No answer from me, but I experienced similarly poor performance using Ollama with oss-got-20b and 120b on the spark. Switching to lm studio was much faster.
I also tried sglang but couldn’t beat the performance from lm studio,
interested to know if there is an obvious explanation.
There is very little reason to use Ollama these days.
Llama.cpp is faster, has a decent built-in webui, has very active development, and just introduced first-party model switching on demand: New in llama.cpp: Model Management
llama-swap still allows more granular control and can control vllm and other inference engines, but it’s great to have this functionality built-in.
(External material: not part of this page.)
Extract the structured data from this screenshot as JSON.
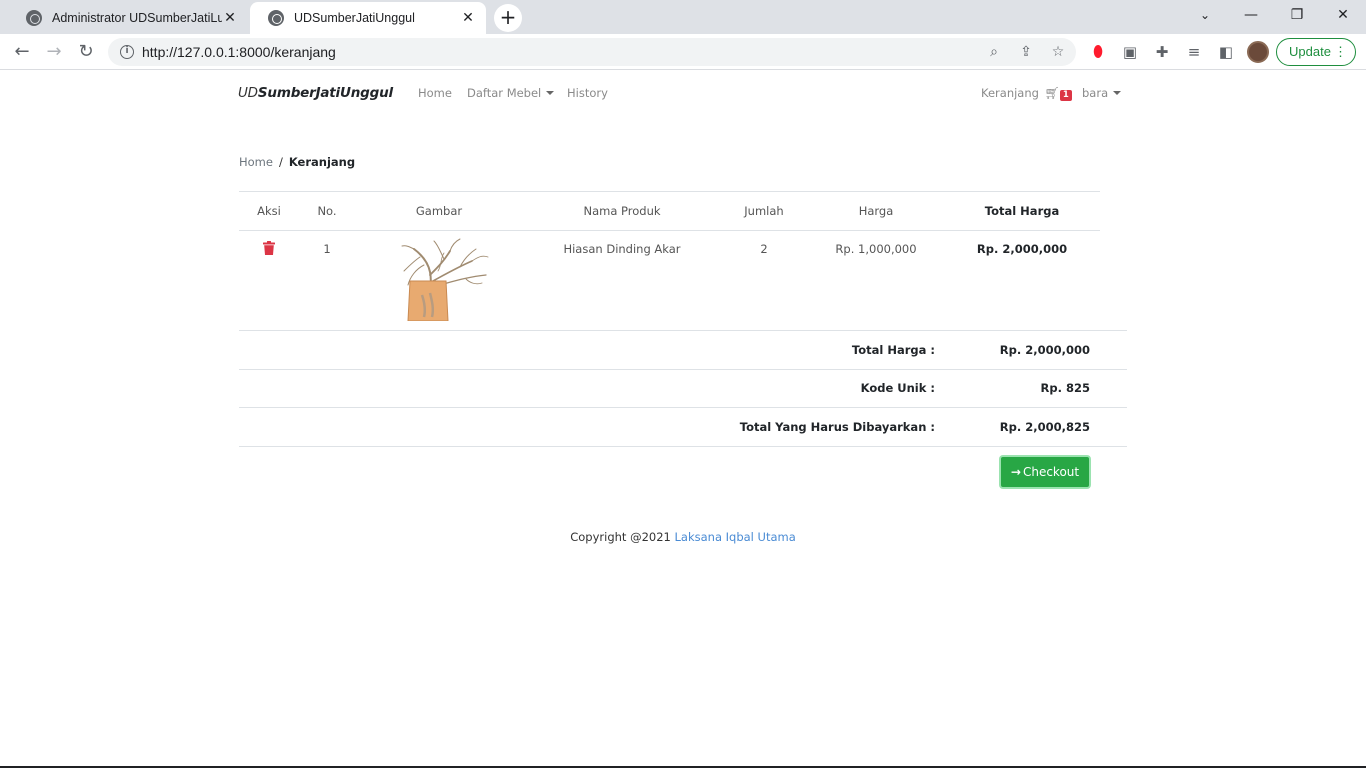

Just to share my experience, Ollama’s docker image have serious performance issues when running on DGX Spark. After re-installing it locally instead of the docker image the performance becomes normal.
So if your Ollama is a docker image I think this is the case. Also somehow even now webUI have weird issues when using images. I’m still looking for solutions :)
I’m very curious about this. I’m trying to do OpenAI (or Ollama) remote LLM testing. Currently testing /embeddings and the llama.cpp responses are different from an OpenAI response (JSON formatting). So it’s not really “OpenAI compatible” yet.
I would try Ollama if it can perform at least close to the llama.cpp server. What’s the best way to install Ollama locally (not docker)?